Life Is Slow


More time on the beach. Life is slow. The days disappear - melting together, one from the next. For me it's been to wake up around 8:00, head to the beach for a walk and some Yoga, meet family for coffee and toast at Bar Habana overlooking the beach, lounge, grab some sun and take a dip in the ocean, snack a little during the day, head for a drink or back to the apartment in the early evening, relax, then take in a late dinner. Aside from a few tweaks here and there, the days don't change much.


In the spirit of this slow-down, perhaps now is the right time to reflect a little on the past couple of years. For many of you, what I want to briefly mention here is not news. For others, it will be. Tricia and I have come to the very difficult, very emotional decision to end our marriage. I mention this to be transparent about my current life situation, and, if you continue to follow this blog, you will realize that my summer adventures will be taking me to many places, over many months. Without explaining our relationship situation, I assume one might wonder how Tricia fits into these plans.


I have no intention of revealing any details here. I’m not going to do that now, and I have no plans to do so in future posts. What’s happened - and continues to be happening - in our family is private and personal, and I want to respect Tricia, the kids and all our loved ones in our family. Without any further explanation, please just know that Tricia and I are in a good place. We will continue to love one another and support one another from here into the future. We appreciate your love, support, friendship and understanding.
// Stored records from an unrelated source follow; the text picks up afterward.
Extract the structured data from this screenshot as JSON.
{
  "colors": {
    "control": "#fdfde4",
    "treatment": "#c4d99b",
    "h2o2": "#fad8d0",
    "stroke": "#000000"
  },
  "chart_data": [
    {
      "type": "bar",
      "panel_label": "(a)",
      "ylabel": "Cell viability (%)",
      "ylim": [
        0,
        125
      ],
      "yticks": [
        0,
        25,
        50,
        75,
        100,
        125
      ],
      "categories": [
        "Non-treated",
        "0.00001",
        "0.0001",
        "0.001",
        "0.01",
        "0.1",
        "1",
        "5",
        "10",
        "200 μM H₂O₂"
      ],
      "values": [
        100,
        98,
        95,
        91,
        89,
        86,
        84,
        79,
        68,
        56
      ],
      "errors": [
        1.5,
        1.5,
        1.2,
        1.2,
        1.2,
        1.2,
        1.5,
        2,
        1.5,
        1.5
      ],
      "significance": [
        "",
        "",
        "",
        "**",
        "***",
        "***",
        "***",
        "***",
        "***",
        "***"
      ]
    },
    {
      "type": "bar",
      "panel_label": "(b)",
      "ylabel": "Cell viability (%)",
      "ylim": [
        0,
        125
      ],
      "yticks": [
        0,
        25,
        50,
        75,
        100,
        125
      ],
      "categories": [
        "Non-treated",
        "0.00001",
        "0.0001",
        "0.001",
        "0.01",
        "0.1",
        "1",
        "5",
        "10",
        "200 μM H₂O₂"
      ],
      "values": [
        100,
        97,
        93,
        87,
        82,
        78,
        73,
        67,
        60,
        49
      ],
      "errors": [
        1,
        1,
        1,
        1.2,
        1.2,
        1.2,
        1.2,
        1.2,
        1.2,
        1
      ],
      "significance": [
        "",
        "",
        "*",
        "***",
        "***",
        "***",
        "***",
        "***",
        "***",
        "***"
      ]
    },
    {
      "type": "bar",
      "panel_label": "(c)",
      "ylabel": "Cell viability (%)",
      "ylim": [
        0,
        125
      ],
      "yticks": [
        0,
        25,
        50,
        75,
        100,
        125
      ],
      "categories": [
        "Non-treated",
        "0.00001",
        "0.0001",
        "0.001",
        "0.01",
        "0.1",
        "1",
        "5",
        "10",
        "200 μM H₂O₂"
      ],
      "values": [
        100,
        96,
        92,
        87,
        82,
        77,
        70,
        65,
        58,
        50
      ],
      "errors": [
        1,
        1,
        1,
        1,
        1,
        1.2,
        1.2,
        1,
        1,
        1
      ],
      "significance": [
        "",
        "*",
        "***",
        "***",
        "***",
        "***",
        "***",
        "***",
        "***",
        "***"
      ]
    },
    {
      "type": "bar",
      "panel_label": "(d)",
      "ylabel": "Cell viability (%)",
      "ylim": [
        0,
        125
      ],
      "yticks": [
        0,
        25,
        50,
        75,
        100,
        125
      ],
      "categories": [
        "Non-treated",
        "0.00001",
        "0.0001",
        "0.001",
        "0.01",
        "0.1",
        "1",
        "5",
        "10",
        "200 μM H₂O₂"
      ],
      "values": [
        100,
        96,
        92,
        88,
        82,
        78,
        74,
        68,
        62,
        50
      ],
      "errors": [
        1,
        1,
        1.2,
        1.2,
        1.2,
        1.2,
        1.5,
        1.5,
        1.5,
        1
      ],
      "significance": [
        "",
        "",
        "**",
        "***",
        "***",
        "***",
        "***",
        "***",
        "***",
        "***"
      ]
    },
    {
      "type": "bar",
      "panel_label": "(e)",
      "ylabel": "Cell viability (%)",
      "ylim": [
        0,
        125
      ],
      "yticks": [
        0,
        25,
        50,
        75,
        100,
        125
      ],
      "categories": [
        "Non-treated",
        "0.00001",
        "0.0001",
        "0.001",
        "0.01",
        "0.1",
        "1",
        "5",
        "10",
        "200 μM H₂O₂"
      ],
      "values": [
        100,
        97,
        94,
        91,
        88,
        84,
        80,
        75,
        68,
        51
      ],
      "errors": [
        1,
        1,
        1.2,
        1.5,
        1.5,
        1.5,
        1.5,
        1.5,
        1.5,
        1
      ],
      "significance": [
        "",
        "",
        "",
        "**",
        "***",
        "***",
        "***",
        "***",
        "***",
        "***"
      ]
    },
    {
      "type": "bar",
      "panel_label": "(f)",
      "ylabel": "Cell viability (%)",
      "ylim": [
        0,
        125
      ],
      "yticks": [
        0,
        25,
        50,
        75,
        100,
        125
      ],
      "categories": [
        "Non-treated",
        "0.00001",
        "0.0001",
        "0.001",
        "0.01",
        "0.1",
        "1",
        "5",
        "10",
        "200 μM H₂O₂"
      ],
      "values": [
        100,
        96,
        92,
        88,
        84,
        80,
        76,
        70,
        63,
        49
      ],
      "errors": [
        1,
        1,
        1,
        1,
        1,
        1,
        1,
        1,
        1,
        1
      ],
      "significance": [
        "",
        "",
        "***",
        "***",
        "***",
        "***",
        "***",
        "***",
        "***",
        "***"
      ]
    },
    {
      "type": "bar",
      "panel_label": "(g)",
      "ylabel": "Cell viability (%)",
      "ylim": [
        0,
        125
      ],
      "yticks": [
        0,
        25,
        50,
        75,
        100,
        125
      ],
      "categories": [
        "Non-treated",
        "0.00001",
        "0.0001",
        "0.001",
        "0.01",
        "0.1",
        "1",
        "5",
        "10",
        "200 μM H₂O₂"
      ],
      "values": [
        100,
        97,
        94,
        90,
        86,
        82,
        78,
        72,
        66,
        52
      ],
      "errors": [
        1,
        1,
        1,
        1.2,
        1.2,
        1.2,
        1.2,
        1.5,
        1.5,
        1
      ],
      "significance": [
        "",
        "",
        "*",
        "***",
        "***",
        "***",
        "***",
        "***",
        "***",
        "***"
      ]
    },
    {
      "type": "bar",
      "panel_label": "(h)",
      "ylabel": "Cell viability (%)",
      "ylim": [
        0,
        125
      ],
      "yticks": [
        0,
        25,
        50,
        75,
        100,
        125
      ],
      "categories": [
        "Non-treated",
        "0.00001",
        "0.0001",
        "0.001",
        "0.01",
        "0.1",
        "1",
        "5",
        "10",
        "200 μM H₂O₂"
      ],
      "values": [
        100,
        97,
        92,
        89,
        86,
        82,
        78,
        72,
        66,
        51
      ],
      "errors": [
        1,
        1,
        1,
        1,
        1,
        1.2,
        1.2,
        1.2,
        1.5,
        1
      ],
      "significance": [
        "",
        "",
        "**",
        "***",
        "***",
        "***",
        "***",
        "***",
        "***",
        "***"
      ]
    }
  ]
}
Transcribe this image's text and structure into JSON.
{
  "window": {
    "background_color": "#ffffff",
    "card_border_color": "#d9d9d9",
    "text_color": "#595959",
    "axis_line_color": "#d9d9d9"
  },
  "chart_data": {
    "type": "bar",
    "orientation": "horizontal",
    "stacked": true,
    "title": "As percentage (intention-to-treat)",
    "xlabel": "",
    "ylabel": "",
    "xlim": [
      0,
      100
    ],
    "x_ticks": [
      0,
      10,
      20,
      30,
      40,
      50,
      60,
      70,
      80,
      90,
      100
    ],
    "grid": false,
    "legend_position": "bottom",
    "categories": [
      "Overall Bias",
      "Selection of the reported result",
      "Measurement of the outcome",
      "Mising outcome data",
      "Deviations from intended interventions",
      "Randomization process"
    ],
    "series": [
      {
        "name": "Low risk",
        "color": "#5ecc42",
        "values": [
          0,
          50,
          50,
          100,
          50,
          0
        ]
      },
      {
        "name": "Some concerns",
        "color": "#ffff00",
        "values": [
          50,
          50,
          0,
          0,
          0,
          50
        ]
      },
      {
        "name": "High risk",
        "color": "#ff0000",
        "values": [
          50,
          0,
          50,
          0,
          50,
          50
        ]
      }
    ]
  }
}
A pivot now to more jottings about my time in Spain will be inevitably and undeniably clunky. Forgive me for not coming up with a good way to transition from a challenging situation to one of a lighter variety. So, since I don’t feel I have the skill to do it well, I will simply admit my failings and continue on. Just know that, while happy-looking photos and fun-filled stories might make it seem as though I’ve moved past the pain, those images and those writings belie the fact that I’ve only just begun this trying journey of transition from decades of a loving marriage to an independent life. For me, coming to Europe is part of the process - a chance to devote time to myself, to take a break from the countless memories in Minnesota, and to search for joy when and where I can find it. It is with humility that I ask for your understanding as I do this, and continue to post about it.